Over the past few years, the wolf has benefited from this protection, gradually spreading south from northern Spain, to the alarm and indignation of cattle owners. El Diario de Ávila reported back in February that attacks on livestock had doubled in a year - 236 in 2013, up from 111 in 2012.
However, Nicolás González, head of Espacios Naturales y Especies Protegidas (Natural Spaces and Protected Species), put this into perspective by explaining that those affected in 2013 were "107 of the approximately 2,500 significant livestock operations in the province of Ávila". He added: "Only 8 per cent have suffered seriously (between 6 and 10 attacks), and 2 per cent very seriously (more than a dozen attacks)."
Those farmers worse affected were offered support to eliminate the threat, but not one wolf was bagged "because it's not simple," González explained. Instead, farmers were advised on how best to protect their animals, including acquiring mastiff canine bodyguards and erecting proper enclosures.
Unsurprisingly, farmers would prefer to eject the wolf altogether, although thanks to campaigns such as this one at Change.org, which attracted over 192,000 signatures, the extermination plan looks to be dead in the water.
The issue isn't just one of loss of livestock, though. One commenter to El Diario de Ávila article fulminated: "Perhaps the wolf problem will be resolved when they attack people (weekend ecologists) who go walking in the mountains. The wolf is RUINING THE COUNTRYSIDE IN AVILA AND IN CASTILLA Y LEON, that is the shocking truth, and ecologists shouldn't come to defend what can't be defended."
The big bad wolf?
Such prejudice is a boon to local farmers, but while the loss of livestock is regrettable, and they should of course be compensated swiftly and adequately, I reckon it's time they got with the programme.
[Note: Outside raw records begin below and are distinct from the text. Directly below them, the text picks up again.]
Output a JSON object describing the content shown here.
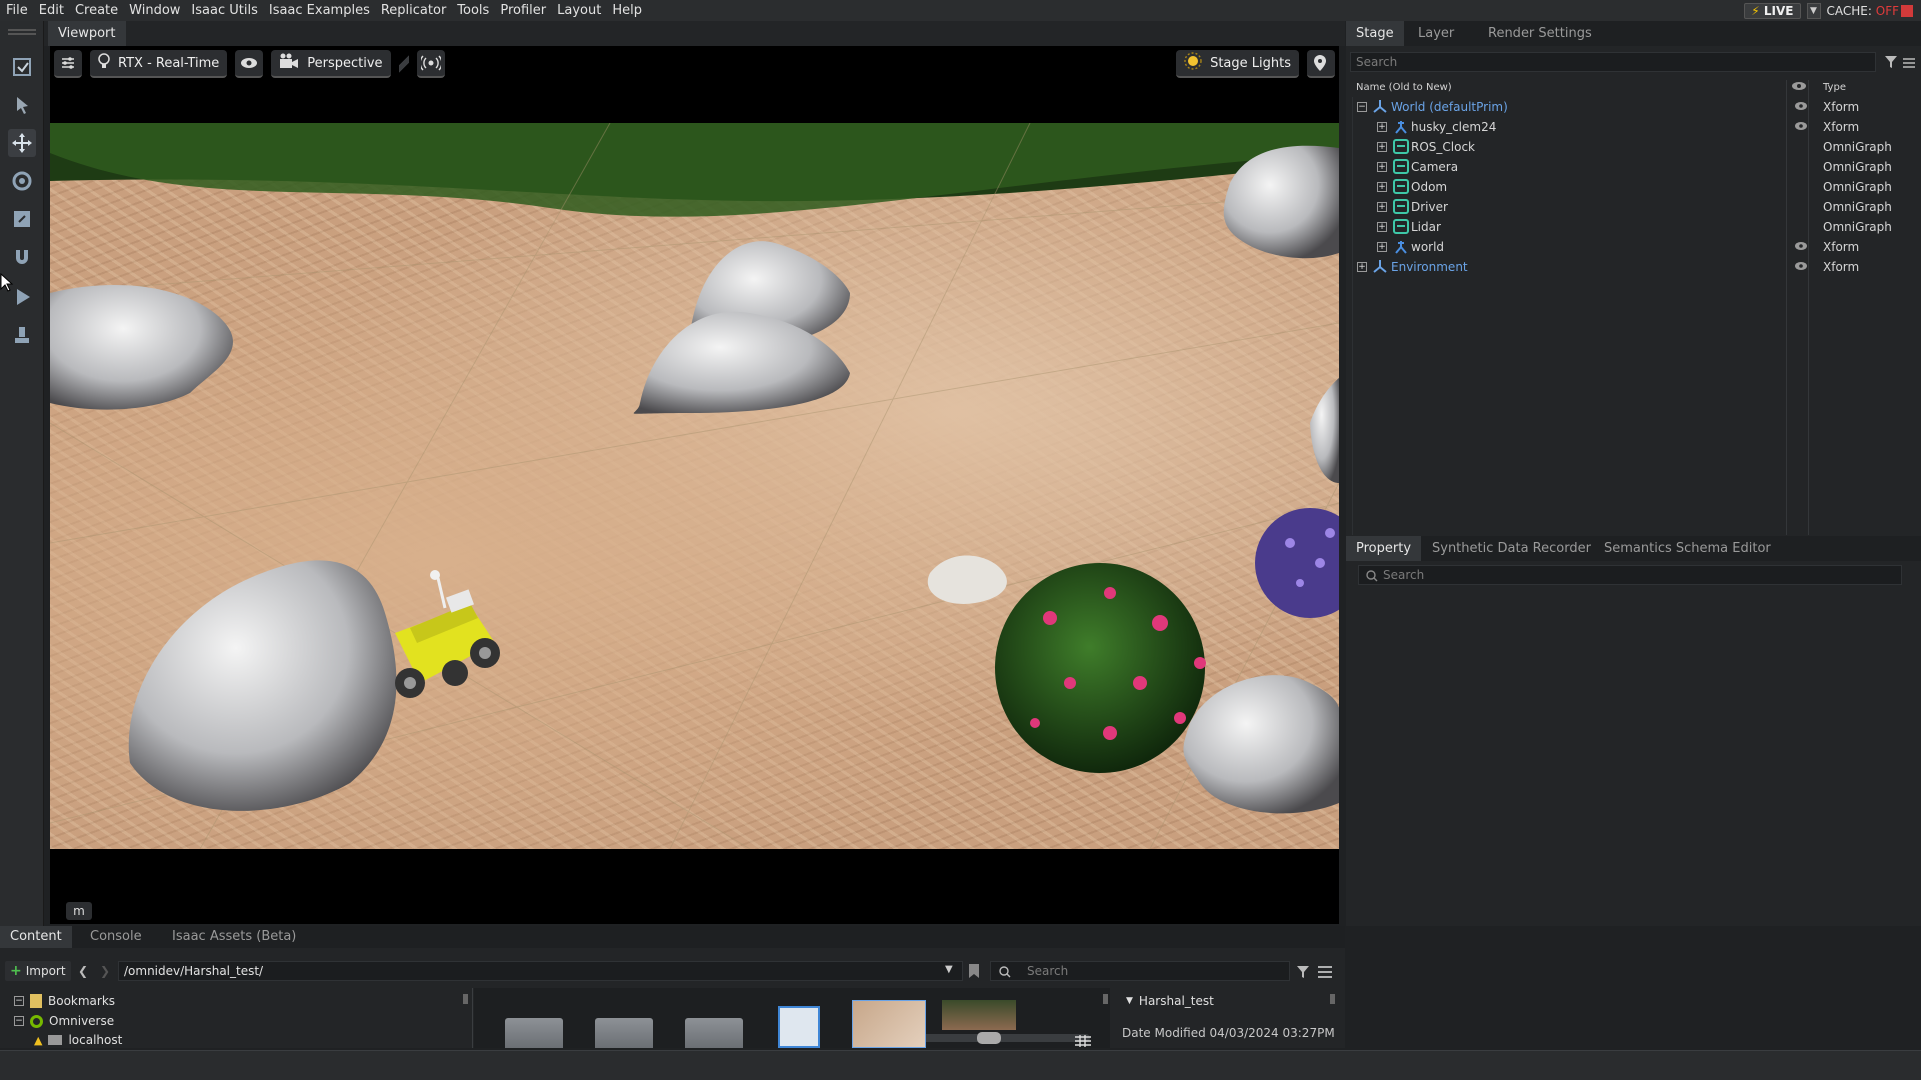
{
  "menu": [
    "File",
    "Edit",
    "Create",
    "Window",
    "Isaac Utils",
    "Isaac Examples",
    "Replicator",
    "Tools",
    "Profiler",
    "Layout",
    "Help"
  ],
  "live_label": "LIVE",
  "cache": {
    "label": "CACHE:",
    "state": "OFF"
  },
  "viewport": {
    "tab": "Viewport",
    "renderer": "RTX - Real-Time",
    "camera": "Perspective",
    "lights": "Stage Lights",
    "corner_label": "m"
  },
  "right_tabs": [
    "Stage",
    "Layer",
    "Render Settings"
  ],
  "stage": {
    "search_placeholder": "Search",
    "col_name": "Name (Old to New)",
    "col_type": "Type",
    "rows": [
      {
        "name": "World (defaultPrim)",
        "type": "Xform"
      },
      {
        "name": "husky_clem24",
        "type": "Xform"
      },
      {
        "name": "ROS_Clock",
        "type": "OmniGraph"
      },
      {
        "name": "Camera",
        "type": "OmniGraph"
      },
      {
        "name": "Odom",
        "type": "OmniGraph"
      },
      {
        "name": "Driver",
        "type": "OmniGraph"
      },
      {
        "name": "Lidar",
        "type": "OmniGraph"
      },
      {
        "name": "world",
        "type": "Xform"
      },
      {
        "name": "Environment",
        "type": "Xform"
      }
    ]
  },
  "property_tabs": [
    "Property",
    "Synthetic Data Recorder",
    "Semantics Schema Editor"
  ],
  "property_search": "Search",
  "content": {
    "tabs": [
      "Content",
      "Console",
      "Isaac Assets (Beta)"
    ],
    "import_label": "Import",
    "path": "/omnidev/Harshal_test/",
    "search_placeholder": "Search",
    "tree": [
      "Bookmarks",
      "Omniverse",
      "localhost"
    ],
    "detail_title": "Harshal_test",
    "detail_modified": "Date Modified 04/03/2024 03:27PM"
  },
  "colors": {
    "accent": "#6aa3e6",
    "graph": "#3ec8a8",
    "cache_off": "#e03b3b"
  }
}
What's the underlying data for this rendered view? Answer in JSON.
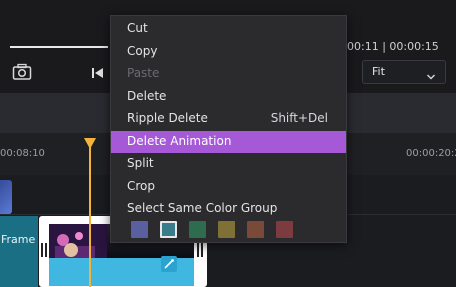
{
  "timecode": "00:11 | 00:00:15",
  "fit_select": {
    "label": "Fit"
  },
  "ruler": {
    "tick_left": "00:08:10",
    "tick_right": "00:00:20:2"
  },
  "clip": {
    "frame_label": "Frame"
  },
  "context_menu": {
    "items": [
      {
        "label": "Cut",
        "shortcut": "",
        "disabled": false
      },
      {
        "label": "Copy",
        "shortcut": "",
        "disabled": false
      },
      {
        "label": "Paste",
        "shortcut": "",
        "disabled": true
      },
      {
        "label": "Delete",
        "shortcut": "",
        "disabled": false
      },
      {
        "label": "Ripple Delete",
        "shortcut": "Shift+Del",
        "disabled": false
      },
      {
        "label": "Delete Animation",
        "shortcut": "",
        "disabled": false,
        "highlighted": true
      },
      {
        "label": "Split",
        "shortcut": "",
        "disabled": false
      },
      {
        "label": "Crop",
        "shortcut": "",
        "disabled": false
      }
    ],
    "color_group_label": "Select Same Color Group",
    "swatches": [
      "#5a5f9f",
      "#3b7c8a",
      "#2f6b4f",
      "#7e7036",
      "#7a4a38",
      "#7b3b3f"
    ],
    "selected_swatch_index": 1
  },
  "colors": {
    "highlight": "#a659d6",
    "playhead": "#f2b53a",
    "clip_accent": "#3fb7e0"
  },
  "icons": [
    "camera-icon",
    "previous-frame-icon",
    "chevron-down-icon",
    "playhead-marker-icon",
    "clip-handle-icon",
    "magic-wand-icon"
  ]
}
While talking to our local shepherd, who with around 50 animals was predicting bloody lupine carnage, I suggested he follow the suggestions of the powers-that-be about proper enclosures and the like. This was completely unacceptable to his mind, following a lifetime of allowing his sheep to wander with impunity over (mostly) other people's land, including mine.
Sadly, while railing against the EU and its meddling ways and animal rights nonsense, he at no point acknowledged the European grants which have in large part allowed him and his fellow livestock owners to continue, in the face of local agricultural collapse.
In an area now largely supported by tourism, it's likely that the presence of the wolf will prove vastly more beneficial than protecting the dwindling number of cows and sheep, assuming weekend visitors don't let their wives/girlfriends venture out alone at night.